Experiment: Chlorine/pH Levels of Tap Water in Vero Beach, FL vs. filtered water
Conducted by: Peter Orrick
Date: June 2009
My parents’ tap water had a chlorine smell to it, so, for the fun of it, I tested the chlorine levels. I was also curious since high levels of chlorine are not beneficial for most (if any) plants and the tap water was being used to water houseplants.
- Standard pool chlorine/pH tester kit [This tester has been used for a long time (many years). The chlorine side of the tester is stained light yellow. This was taken into account when visually estimating the reading from the chlorine/bromine test-solution reaction.]

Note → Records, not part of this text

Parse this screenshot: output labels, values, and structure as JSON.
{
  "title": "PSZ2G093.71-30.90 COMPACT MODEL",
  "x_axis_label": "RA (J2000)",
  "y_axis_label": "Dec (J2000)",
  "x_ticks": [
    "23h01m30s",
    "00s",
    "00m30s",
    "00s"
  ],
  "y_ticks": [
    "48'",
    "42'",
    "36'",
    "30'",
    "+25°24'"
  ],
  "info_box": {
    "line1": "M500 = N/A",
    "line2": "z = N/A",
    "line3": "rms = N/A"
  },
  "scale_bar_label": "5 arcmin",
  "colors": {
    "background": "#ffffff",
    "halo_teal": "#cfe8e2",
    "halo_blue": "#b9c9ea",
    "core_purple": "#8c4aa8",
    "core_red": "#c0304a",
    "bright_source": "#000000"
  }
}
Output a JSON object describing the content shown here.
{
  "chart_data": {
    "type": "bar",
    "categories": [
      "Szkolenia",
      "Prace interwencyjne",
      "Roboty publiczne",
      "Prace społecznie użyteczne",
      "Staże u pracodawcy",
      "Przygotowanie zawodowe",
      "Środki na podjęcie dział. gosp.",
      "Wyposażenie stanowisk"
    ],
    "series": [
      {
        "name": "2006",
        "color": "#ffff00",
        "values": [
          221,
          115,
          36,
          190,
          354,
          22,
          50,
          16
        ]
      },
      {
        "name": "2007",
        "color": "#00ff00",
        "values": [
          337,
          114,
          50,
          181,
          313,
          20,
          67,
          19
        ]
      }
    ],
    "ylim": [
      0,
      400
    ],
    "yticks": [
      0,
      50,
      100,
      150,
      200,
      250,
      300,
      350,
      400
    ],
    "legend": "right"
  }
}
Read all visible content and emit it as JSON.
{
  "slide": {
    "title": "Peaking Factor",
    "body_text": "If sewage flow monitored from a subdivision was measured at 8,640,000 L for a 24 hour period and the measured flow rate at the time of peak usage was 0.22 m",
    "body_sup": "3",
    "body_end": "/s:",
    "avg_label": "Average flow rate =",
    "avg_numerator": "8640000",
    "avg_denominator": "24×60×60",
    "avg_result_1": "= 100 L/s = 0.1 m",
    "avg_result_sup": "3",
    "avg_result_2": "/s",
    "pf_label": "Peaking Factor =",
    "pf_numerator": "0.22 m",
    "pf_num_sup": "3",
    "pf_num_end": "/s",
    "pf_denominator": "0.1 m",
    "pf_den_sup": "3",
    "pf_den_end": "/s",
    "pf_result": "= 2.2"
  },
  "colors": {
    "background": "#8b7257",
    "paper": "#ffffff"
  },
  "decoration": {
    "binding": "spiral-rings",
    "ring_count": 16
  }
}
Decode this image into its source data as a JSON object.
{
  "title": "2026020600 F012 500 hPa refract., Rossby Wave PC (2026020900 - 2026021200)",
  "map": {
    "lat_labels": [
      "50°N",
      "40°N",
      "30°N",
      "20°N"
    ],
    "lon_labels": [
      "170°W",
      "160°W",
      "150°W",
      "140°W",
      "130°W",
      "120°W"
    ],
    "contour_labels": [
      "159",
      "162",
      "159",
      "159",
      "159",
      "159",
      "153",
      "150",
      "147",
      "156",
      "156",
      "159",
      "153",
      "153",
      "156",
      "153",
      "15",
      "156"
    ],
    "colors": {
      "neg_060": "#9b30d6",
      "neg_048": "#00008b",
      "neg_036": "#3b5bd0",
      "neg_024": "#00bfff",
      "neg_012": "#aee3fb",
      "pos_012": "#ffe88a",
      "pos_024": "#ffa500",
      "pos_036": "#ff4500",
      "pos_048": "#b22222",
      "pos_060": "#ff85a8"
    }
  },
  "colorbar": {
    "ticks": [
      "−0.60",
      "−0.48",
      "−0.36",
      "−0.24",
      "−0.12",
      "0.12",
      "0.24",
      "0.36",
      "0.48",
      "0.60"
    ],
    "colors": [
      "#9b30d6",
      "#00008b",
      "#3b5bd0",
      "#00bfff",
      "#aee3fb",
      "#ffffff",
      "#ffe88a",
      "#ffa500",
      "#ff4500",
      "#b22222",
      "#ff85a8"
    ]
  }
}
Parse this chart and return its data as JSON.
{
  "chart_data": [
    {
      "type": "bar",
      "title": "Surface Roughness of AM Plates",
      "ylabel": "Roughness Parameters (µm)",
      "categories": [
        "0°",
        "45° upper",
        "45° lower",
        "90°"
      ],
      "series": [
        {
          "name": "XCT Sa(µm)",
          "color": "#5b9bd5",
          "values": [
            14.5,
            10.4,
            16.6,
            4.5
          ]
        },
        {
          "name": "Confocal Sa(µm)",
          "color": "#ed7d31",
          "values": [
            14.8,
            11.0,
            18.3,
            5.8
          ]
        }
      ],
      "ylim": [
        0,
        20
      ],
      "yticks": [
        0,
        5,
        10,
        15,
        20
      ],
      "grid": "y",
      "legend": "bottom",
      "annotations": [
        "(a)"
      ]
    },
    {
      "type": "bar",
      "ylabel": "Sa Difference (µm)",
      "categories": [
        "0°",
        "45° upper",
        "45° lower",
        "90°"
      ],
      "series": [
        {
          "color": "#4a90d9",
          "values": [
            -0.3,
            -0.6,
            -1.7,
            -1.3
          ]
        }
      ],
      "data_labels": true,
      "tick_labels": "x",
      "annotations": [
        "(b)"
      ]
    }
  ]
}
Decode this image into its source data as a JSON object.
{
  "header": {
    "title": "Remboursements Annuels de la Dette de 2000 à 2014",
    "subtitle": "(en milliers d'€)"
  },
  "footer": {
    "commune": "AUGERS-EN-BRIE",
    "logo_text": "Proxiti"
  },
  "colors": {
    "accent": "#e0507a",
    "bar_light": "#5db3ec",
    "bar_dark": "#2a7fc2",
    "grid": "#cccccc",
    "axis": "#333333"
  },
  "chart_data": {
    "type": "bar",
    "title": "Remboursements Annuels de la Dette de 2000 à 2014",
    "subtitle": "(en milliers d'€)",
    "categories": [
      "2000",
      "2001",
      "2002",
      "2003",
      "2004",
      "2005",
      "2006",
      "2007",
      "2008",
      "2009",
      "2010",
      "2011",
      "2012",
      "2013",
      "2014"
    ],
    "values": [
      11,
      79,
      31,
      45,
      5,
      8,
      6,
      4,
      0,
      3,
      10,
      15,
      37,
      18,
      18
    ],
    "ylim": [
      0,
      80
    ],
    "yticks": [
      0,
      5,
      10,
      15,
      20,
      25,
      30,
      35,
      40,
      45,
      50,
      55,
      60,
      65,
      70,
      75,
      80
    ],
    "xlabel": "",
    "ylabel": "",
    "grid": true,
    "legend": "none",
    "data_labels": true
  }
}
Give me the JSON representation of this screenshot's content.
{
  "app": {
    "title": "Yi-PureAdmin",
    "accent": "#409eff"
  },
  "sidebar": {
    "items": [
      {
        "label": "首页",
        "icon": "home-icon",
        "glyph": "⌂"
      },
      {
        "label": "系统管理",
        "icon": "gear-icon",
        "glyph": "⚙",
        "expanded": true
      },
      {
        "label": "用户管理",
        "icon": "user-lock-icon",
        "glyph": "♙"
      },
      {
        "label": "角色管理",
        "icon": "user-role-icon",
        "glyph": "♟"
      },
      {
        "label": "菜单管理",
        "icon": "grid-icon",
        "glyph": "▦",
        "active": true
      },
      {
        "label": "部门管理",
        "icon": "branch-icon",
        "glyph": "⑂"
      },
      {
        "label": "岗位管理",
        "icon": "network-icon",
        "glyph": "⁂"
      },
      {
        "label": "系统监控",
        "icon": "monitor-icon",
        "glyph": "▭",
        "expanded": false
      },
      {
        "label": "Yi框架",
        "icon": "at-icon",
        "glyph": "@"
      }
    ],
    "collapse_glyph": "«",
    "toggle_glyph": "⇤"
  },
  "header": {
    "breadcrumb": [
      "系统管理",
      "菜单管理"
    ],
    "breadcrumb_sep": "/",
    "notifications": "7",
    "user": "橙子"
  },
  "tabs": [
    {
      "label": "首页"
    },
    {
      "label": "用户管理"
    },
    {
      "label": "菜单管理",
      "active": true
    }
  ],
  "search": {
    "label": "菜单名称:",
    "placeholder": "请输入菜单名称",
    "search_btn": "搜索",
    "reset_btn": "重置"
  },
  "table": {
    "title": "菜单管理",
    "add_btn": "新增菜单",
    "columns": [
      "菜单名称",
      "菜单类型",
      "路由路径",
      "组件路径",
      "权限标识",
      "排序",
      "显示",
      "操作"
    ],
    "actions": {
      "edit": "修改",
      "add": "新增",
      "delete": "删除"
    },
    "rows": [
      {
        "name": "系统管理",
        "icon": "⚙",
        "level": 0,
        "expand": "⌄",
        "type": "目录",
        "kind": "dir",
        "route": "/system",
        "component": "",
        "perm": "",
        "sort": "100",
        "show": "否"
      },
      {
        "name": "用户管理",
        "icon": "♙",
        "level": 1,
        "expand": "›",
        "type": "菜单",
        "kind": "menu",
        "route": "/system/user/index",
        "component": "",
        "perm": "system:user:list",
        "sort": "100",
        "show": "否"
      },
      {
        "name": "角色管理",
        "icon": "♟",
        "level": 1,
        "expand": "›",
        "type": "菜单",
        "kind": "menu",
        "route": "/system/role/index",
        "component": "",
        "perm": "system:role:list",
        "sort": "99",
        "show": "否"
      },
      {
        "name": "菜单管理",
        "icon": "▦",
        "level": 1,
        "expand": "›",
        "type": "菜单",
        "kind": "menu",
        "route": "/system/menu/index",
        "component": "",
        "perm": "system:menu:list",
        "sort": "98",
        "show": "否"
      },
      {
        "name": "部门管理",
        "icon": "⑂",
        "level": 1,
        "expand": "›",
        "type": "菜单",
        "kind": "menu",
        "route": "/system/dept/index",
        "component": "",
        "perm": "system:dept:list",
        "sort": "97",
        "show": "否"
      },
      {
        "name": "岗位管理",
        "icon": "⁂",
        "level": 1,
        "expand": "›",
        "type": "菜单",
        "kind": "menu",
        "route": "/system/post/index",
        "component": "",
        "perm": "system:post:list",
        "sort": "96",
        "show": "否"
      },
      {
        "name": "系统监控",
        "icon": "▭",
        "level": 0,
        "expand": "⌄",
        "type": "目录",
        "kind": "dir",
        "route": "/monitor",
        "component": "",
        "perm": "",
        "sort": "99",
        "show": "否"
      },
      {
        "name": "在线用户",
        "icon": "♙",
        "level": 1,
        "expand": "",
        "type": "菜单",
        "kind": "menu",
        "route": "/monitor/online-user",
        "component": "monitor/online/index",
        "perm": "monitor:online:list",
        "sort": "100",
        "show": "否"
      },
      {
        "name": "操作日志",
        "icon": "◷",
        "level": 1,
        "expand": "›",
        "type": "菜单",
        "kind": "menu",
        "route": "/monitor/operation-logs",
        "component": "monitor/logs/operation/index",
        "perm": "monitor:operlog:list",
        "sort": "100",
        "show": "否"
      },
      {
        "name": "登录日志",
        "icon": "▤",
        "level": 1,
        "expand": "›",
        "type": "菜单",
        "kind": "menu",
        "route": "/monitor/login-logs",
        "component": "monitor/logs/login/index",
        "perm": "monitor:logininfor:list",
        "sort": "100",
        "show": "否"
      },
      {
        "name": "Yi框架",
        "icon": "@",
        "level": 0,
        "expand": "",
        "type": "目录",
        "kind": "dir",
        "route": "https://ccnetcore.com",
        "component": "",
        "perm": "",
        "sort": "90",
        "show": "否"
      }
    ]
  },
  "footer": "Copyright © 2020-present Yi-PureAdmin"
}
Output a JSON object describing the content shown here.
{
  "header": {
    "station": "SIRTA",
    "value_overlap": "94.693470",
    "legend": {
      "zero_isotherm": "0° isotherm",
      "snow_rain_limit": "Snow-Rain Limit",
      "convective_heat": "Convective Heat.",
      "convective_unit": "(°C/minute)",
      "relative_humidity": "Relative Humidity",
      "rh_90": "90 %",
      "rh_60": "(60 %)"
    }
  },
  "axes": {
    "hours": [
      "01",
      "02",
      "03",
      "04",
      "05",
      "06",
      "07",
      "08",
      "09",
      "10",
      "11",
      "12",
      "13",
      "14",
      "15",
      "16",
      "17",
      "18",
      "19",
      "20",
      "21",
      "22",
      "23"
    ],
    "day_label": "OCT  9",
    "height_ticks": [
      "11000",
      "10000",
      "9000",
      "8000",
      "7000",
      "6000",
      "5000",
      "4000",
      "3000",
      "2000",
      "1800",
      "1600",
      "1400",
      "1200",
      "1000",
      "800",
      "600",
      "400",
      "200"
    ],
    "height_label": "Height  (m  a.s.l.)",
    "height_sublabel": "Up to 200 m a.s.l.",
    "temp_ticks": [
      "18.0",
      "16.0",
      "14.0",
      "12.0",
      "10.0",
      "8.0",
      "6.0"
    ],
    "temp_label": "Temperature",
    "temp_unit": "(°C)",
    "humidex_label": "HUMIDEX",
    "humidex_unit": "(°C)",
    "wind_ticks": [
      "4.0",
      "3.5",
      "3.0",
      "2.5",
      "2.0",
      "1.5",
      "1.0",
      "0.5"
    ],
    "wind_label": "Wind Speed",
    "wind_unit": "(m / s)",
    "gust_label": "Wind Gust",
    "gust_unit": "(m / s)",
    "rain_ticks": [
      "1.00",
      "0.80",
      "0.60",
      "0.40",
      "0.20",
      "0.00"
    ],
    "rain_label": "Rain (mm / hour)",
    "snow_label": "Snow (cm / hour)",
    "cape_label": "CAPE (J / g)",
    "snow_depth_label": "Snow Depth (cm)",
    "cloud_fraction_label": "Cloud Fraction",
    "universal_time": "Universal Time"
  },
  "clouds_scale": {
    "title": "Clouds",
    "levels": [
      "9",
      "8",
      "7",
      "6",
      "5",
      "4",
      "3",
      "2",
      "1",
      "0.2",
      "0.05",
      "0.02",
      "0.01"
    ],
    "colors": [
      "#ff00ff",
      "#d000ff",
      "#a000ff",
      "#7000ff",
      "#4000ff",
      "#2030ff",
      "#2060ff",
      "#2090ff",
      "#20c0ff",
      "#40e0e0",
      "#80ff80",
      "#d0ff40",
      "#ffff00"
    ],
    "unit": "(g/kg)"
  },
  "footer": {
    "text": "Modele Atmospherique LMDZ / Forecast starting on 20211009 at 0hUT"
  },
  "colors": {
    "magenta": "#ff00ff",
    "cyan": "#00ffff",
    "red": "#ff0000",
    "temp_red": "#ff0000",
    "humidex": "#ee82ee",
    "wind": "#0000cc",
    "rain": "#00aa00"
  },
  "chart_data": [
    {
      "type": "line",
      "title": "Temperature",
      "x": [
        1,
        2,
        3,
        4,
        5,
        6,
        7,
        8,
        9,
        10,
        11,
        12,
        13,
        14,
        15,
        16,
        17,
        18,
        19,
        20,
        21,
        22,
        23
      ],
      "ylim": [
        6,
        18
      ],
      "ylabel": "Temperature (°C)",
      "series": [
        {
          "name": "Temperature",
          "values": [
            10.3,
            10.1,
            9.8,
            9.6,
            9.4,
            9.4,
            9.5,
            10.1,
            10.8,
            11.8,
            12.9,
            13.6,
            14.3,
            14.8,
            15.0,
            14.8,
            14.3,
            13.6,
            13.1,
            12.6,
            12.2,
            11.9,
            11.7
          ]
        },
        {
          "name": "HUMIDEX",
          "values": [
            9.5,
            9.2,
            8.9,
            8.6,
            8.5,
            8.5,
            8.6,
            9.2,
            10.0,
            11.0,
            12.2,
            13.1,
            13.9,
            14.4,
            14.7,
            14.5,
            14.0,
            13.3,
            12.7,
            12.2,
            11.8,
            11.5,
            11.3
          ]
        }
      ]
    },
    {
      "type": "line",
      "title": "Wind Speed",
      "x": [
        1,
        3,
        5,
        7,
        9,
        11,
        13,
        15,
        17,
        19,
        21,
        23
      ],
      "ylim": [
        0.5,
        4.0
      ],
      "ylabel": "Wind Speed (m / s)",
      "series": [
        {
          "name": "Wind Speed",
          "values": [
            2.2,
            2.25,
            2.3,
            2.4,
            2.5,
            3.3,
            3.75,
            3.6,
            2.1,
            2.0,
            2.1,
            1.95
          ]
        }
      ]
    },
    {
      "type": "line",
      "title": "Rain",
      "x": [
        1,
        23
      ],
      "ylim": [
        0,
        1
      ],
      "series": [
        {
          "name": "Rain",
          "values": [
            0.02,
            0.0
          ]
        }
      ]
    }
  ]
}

- Puritec Purity UC-12 under-sink tap water filtration system
After 13 hrs with cap on and 15 minutes of evaporation, Vero tap water’s chlorine and pH levels almost matched exactly the levels of my swimming pool water. After sitting out with cap off for 2 days, Vero tap water’s chlorine level was more acceptable for human intake. Filtered water, as expected, had the most desired chlorine level of 0.0.
If you’re going to drink Vero’s tap water, give it to your pets, or use it on plants, let it sit out for at least 24-48 hrs. This is good practice for most tap water across the US as most cities chlorinate their tap water.